Commissioner Wilson in a statement regarding the vote expressed concern that there were no funding disclosure provisions, so the FTC would have no idea who was funding a petition for a proposed rulemaking. Commissioner Wilson explained that funding disclosure provisions were necessary to avoid regulatory gamesmanship and ensure that the FTC knew who was seeking to influence the rulemaking process. Notably, while the other four Commissioners all voted in favor of the proposed revisions, they each expressed agreement that the FTC should look into the funding disclosure issue, indicating this may be a topic that is addressed in the future.

Withdrawal of 2020 Vertical Merger Guidelines

The FTC also voted, along party lines, to withdraw its approval of the Vertical Merger Guidelines, issued jointly with the Department of Justice (“DOJ”), and the FTC’s Vertical Merger Commentary. These guidelines had outlined how the federal antitrust agencies would evaluate the likely competitive impact of vertical mergers and whether those mergers complied with U.S. antitrust law. The associated commentary had summarized a selection of prior investigations that largely utilized the framework in the guidelines.

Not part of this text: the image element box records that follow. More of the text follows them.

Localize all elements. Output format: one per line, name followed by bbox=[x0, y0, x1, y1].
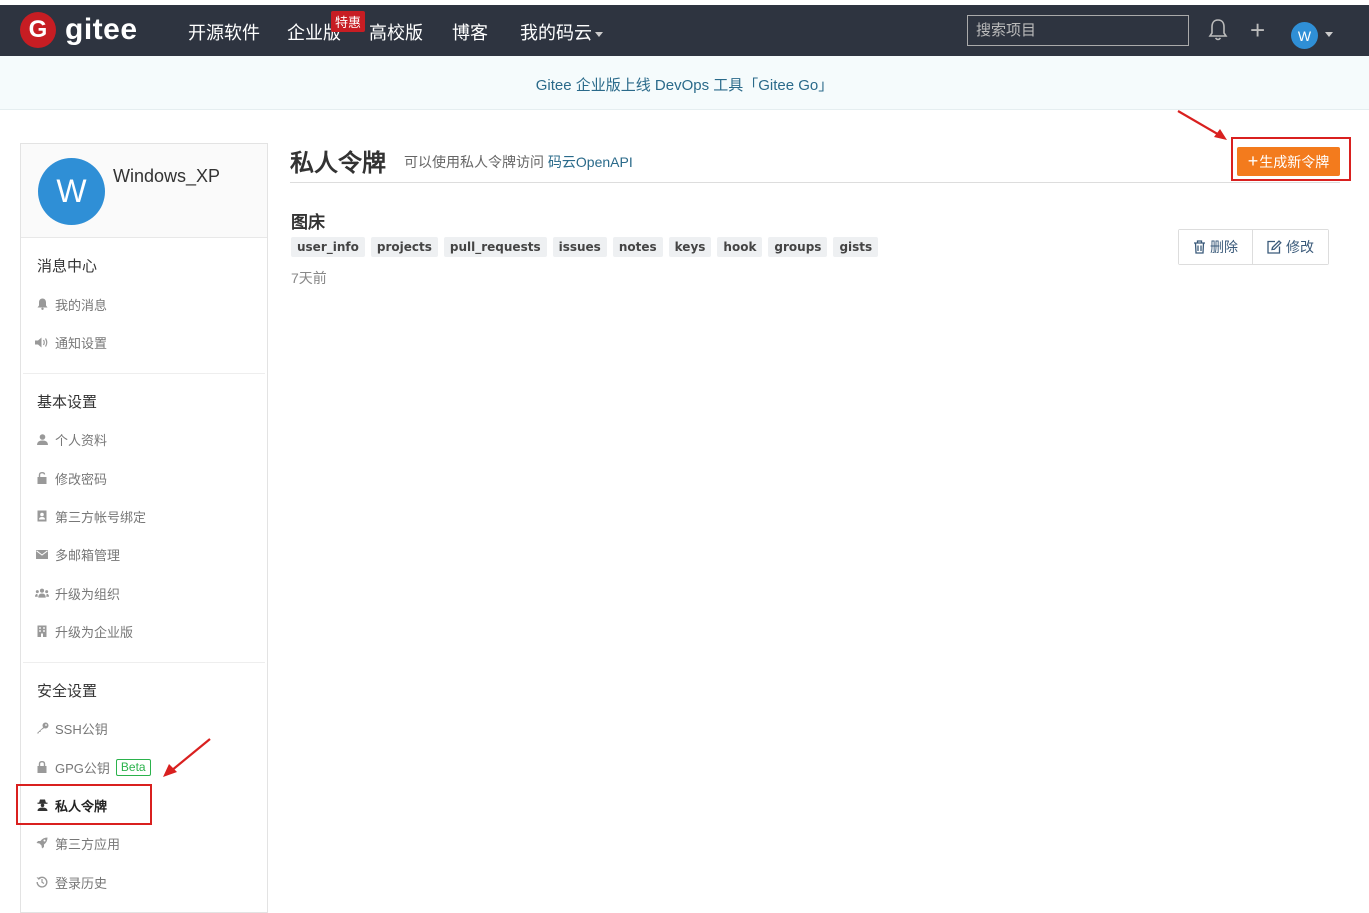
plus-icon[interactable]: + bbox=[1250, 17, 1265, 43]
edit-icon bbox=[1267, 240, 1282, 254]
page-title: 私人令牌 bbox=[290, 150, 386, 177]
profile-card: W Windows_XP bbox=[21, 144, 267, 238]
annotation-highlight-private-tokens bbox=[16, 784, 152, 825]
sidebar-item-login-history[interactable]: 登录历史 bbox=[35, 870, 107, 894]
top-navbar: G gitee 开源软件 企业版 特惠 高校版 博客 我的码云 + W bbox=[0, 5, 1369, 56]
profile-username[interactable]: Windows_XP bbox=[113, 166, 220, 187]
sidebar-item-third-party-binding[interactable]: 第三方帐号绑定 bbox=[35, 504, 146, 528]
nav-blog[interactable]: 博客 bbox=[452, 19, 488, 45]
sidebar-item-ssh-keys[interactable]: SSH公钥 bbox=[35, 716, 108, 740]
gitee-logo[interactable]: G gitee bbox=[20, 12, 138, 48]
token-name: 图床 bbox=[291, 213, 325, 232]
beta-badge: Beta bbox=[115, 758, 151, 776]
users-icon bbox=[35, 588, 49, 598]
chevron-down-icon bbox=[595, 31, 603, 37]
sidebar-item-upgrade-organization[interactable]: 升级为组织 bbox=[35, 581, 120, 605]
sidebar-item-gpg-keys[interactable]: GPG公钥 Beta bbox=[35, 755, 151, 779]
scope-tag: gists bbox=[833, 237, 879, 257]
contact-card-icon bbox=[35, 510, 49, 522]
delete-label: 删除 bbox=[1210, 239, 1238, 255]
section-title-security-settings: 安全设置 bbox=[37, 683, 98, 700]
avatar[interactable]: W bbox=[1291, 22, 1318, 49]
profile-avatar[interactable]: W bbox=[38, 158, 105, 225]
sidebar-item-email-management[interactable]: 多邮箱管理 bbox=[35, 542, 120, 566]
token-scopes: user_info projects pull_requests issues … bbox=[291, 237, 879, 257]
sidebar-item-label: 第三方应用 bbox=[55, 836, 121, 852]
volume-icon bbox=[35, 337, 49, 348]
openapi-link[interactable]: 码云OpenAPI bbox=[548, 154, 633, 170]
sidebar-item-label: 升级为组织 bbox=[55, 586, 121, 602]
scope-tag: pull_requests bbox=[443, 237, 547, 257]
sidebar-item-label: 第三方帐号绑定 bbox=[55, 509, 147, 525]
scope-tag: projects bbox=[370, 237, 438, 257]
sidebar-divider bbox=[23, 373, 265, 374]
scope-tag: notes bbox=[612, 237, 663, 257]
bell-icon bbox=[35, 298, 49, 310]
sidebar-item-profile[interactable]: 个人资料 bbox=[35, 427, 107, 451]
scope-tag: groups bbox=[768, 237, 828, 257]
sidebar-item-label: GPG公钥 bbox=[55, 760, 110, 776]
annotation-arrow-icon bbox=[1177, 110, 1227, 140]
token-created-time: 7天前 bbox=[291, 270, 327, 286]
gitee-logo-text: gitee bbox=[65, 13, 138, 46]
annotation-highlight-generate bbox=[1231, 137, 1351, 181]
sidebar-item-label: 我的消息 bbox=[55, 297, 108, 313]
title-divider bbox=[290, 182, 1340, 183]
annotation-arrow-icon bbox=[163, 738, 211, 777]
sidebar-divider bbox=[23, 662, 265, 663]
sidebar-item-label: 升级为企业版 bbox=[55, 624, 134, 640]
edit-token-button[interactable]: 修改 bbox=[1252, 230, 1328, 264]
sidebar-item-label: 登录历史 bbox=[55, 875, 108, 891]
sidebar-item-notification-settings[interactable]: 通知设置 bbox=[35, 330, 107, 354]
rocket-icon bbox=[35, 837, 49, 849]
unlock-icon bbox=[35, 472, 49, 484]
nav-open-source[interactable]: 开源软件 bbox=[188, 19, 260, 45]
edit-label: 修改 bbox=[1286, 239, 1314, 255]
sidebar-item-label: 个人资料 bbox=[55, 432, 108, 448]
lock-icon bbox=[35, 761, 49, 773]
sidebar-item-third-party-apps[interactable]: 第三方应用 bbox=[35, 831, 120, 855]
gitee-logo-icon: G bbox=[20, 12, 56, 48]
enterprise-promo-badge: 特惠 bbox=[331, 11, 366, 32]
sidebar-item-my-messages[interactable]: 我的消息 bbox=[35, 292, 107, 316]
sidebar-item-label: 通知设置 bbox=[55, 335, 108, 351]
page-description-text: 可以使用私人令牌访问 bbox=[404, 154, 544, 170]
sidebar-item-change-password[interactable]: 修改密码 bbox=[35, 466, 107, 490]
scope-tag: issues bbox=[552, 237, 607, 257]
scope-tag: user_info bbox=[291, 237, 365, 257]
history-icon bbox=[35, 876, 49, 888]
envelope-icon bbox=[35, 549, 49, 559]
section-title-basic-settings: 基本设置 bbox=[37, 394, 98, 411]
announcement-bar: Gitee 企业版上线 DevOps 工具「Gitee Go」 bbox=[0, 56, 1369, 110]
trash-icon bbox=[1194, 240, 1205, 254]
token-actions: 删除 修改 bbox=[1178, 229, 1329, 265]
sidebar-item-upgrade-enterprise[interactable]: 升级为企业版 bbox=[35, 619, 133, 643]
search-input[interactable] bbox=[967, 15, 1189, 46]
nav-university[interactable]: 高校版 bbox=[369, 19, 423, 45]
page-description: 可以使用私人令牌访问 码云OpenAPI bbox=[404, 152, 633, 172]
nav-my-gitee[interactable]: 我的码云 bbox=[520, 19, 603, 45]
building-icon bbox=[35, 625, 49, 637]
bell-icon[interactable] bbox=[1208, 18, 1228, 42]
user-icon bbox=[35, 433, 49, 445]
scope-tag: hook bbox=[717, 237, 763, 257]
sidebar-item-label: 多邮箱管理 bbox=[55, 547, 121, 563]
avatar-chevron-down-icon[interactable] bbox=[1325, 32, 1333, 37]
key-icon bbox=[35, 722, 49, 734]
announcement-link[interactable]: Gitee 企业版上线 DevOps 工具「Gitee Go」 bbox=[0, 74, 1369, 95]
scope-tag: keys bbox=[668, 237, 712, 257]
sidebar-item-label: SSH公钥 bbox=[55, 721, 108, 737]
section-title-messages: 消息中心 bbox=[37, 258, 98, 275]
nav-my-gitee-label: 我的码云 bbox=[520, 23, 592, 43]
sidebar-item-label: 修改密码 bbox=[55, 471, 108, 487]
delete-token-button[interactable]: 删除 bbox=[1179, 230, 1252, 264]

In voting to rescind the guidelines, the majority expressed a belief that the guidelines had relied on flawed economic theories and provided loopholes that would allow certain companies to avoid merger regulations. The majority further reasoned that the guidelines had not yet had a significant impact, and that withdrawal was necessary to prevent judicial or industry reliance on the flawed approach. Notably, the Commission did not issue any new guidelines for vertical mergers to replace the withdrawn guidelines, but instead reaffirmed its commitment to working with the DOJ to update the agency’s merger guidance. Whether and when these updates will occur, however, remains to be seen. Until new guidance is issued, the majority noted that the FTC will continue to analyze mergers in accordance with its statutory mandate, which does not presume efficiencies for any category of mergers.

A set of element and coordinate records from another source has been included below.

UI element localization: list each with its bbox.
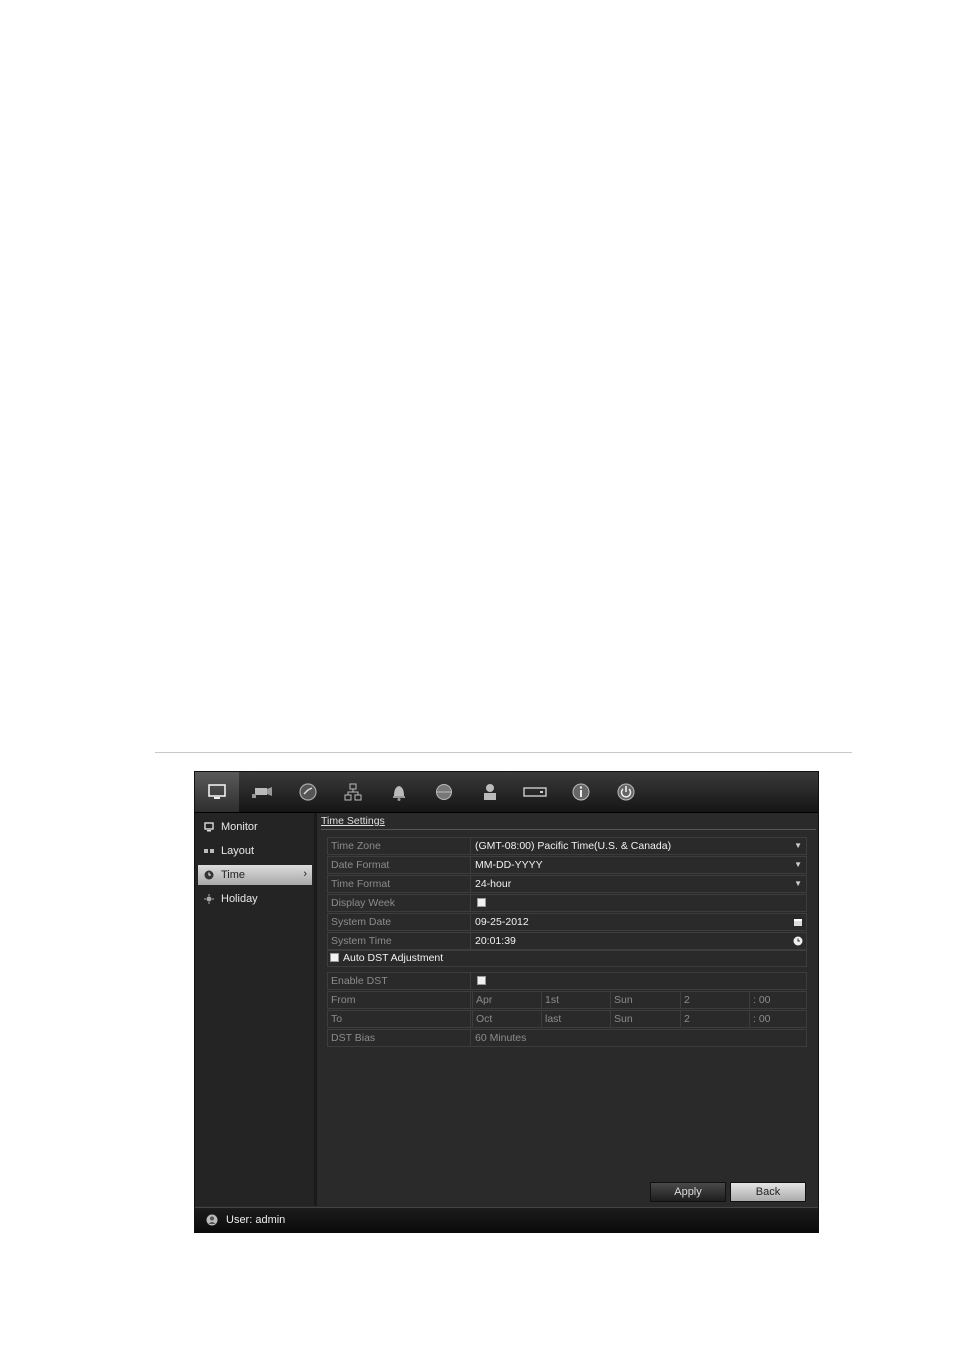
tab-network[interactable] [331,772,375,812]
main-toolbar [195,772,818,813]
dropdown-arrow-icon: ▼ [794,879,802,888]
back-button[interactable]: Back [730,1182,806,1202]
dst-from-row: From Apr 1st Sun 2 : 00 [327,991,807,1009]
sidebar-item-label: Layout [221,845,255,857]
dst-to-label: To [328,1011,471,1027]
sidebar-item-label: Time [221,869,246,881]
sidebar-item-holiday[interactable]: Holiday [198,889,312,909]
dropdown-arrow-icon: ▼ [794,860,802,869]
tab-power[interactable] [604,772,648,812]
network-icon [344,783,362,801]
from-week-select[interactable]: 1st [541,992,610,1008]
dvr-window: Monitor Layout Time › Holiday Time Setti… [194,771,819,1233]
record-icon [299,783,317,801]
user-icon [484,784,496,800]
system-time-row: System Time 20:01:39 [327,932,807,950]
sidebar-item-layout[interactable]: Layout [198,841,312,861]
display-week-label: Display Week [328,895,471,911]
time-zone-select[interactable]: (GMT-08:00) Pacific Time(U.S. & Canada) ▼ [472,838,806,854]
to-minute-field[interactable]: : 00 [749,1011,806,1027]
user-label: User: admin [226,1214,286,1226]
ptz-icon [436,784,452,800]
power-icon [617,783,635,801]
time-zone-row: Time Zone (GMT-08:00) Pacific Time(U.S. … [327,837,807,855]
system-time-label: System Time [328,933,471,949]
to-day-select[interactable]: Sun [610,1011,680,1027]
tab-ptz[interactable] [422,772,466,812]
clock-icon [204,870,214,880]
date-format-label: Date Format [328,857,471,873]
to-week-select[interactable]: last [541,1011,610,1027]
tab-hdd[interactable] [513,772,557,812]
enable-dst-label: Enable DST [328,973,471,989]
layout-icon [204,849,214,853]
dropdown-arrow-icon: ▼ [794,841,802,850]
time-format-row: Time Format 24-hour ▼ [327,875,807,893]
monitor-icon [208,784,226,799]
dst-bias-row: DST Bias 60 Minutes [327,1029,807,1047]
system-time-field[interactable]: 20:01:39 [472,933,806,949]
sidebar-item-monitor[interactable]: Monitor [198,817,312,837]
alarm-bell-icon [393,786,405,801]
sidebar-item-label: Holiday [221,893,258,905]
system-date-field[interactable]: 09-25-2012 [472,914,806,930]
calendar-icon[interactable] [794,918,802,926]
hdd-icon [523,787,547,797]
display-week-checkbox[interactable] [477,898,486,907]
clock-icon[interactable] [793,936,803,946]
sidebar-item-label: Monitor [221,821,258,833]
dst-to-row: To Oct last Sun 2 : 00 [327,1010,807,1028]
auto-dst-checkbox[interactable] [330,953,339,962]
enable-dst-checkbox[interactable] [477,976,486,985]
monitor-icon [204,822,214,832]
section-title: Time Settings [321,815,816,830]
status-bar: User: admin [195,1207,818,1233]
auto-dst-label: Auto DST Adjustment [343,952,444,964]
camera-icon [252,787,272,798]
sidebar: Monitor Layout Time › Holiday [195,813,317,1206]
from-day-select[interactable]: Sun [610,992,680,1008]
date-format-select[interactable]: MM-DD-YYYY ▼ [472,857,806,873]
from-hour-select[interactable]: 2 [680,992,749,1008]
tab-record[interactable] [286,772,330,812]
dst-bias-select[interactable]: 60 Minutes [472,1030,806,1046]
page-divider [155,752,852,753]
apply-button[interactable]: Apply [650,1182,726,1202]
tab-alarm[interactable] [377,772,421,812]
from-month-select[interactable]: Apr [472,992,541,1008]
user-status-icon [206,1214,218,1226]
info-icon [572,783,590,801]
to-month-select[interactable]: Oct [472,1011,541,1027]
date-format-row: Date Format MM-DD-YYYY ▼ [327,856,807,874]
system-date-row: System Date 09-25-2012 [327,913,807,931]
from-minute-field[interactable]: : 00 [749,992,806,1008]
time-format-select[interactable]: 24-hour ▼ [472,876,806,892]
tab-display[interactable] [195,772,239,812]
system-date-label: System Date [328,914,471,930]
auto-dst-row: Auto DST Adjustment [327,950,807,967]
to-hour-select[interactable]: 2 [680,1011,749,1027]
display-week-row: Display Week [327,894,807,912]
time-format-label: Time Format [328,876,471,892]
sidebar-item-time[interactable]: Time › [198,865,312,885]
tab-info[interactable] [559,772,603,812]
chevron-right-icon: › [303,868,307,880]
dst-bias-label: DST Bias [328,1030,471,1046]
time-settings-panel: Time Settings Time Zone (GMT-08:00) Paci… [319,813,818,1206]
holiday-icon [204,894,214,904]
dst-from-label: From [328,992,471,1008]
enable-dst-row: Enable DST [327,972,807,990]
time-zone-label: Time Zone [328,838,471,854]
tab-user[interactable] [468,772,512,812]
tab-camera[interactable] [240,772,284,812]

The two Republican Commissioners voted no and dissented, as both had supported the adoption of the 2020 Vertical Merger Guidelines. Commissioner Wilson expressed deep concern that the majority was unilaterally withdrawing sound guidance that was supported by economics with little notice or opportunity for public comment. Commissioner Phillips agreed and also noted that by withdrawing the guidance without providing replacement guidance, the majority was creating uncertainty in the market and would cause confusion for companies on how the FTC would review these mergers going forward.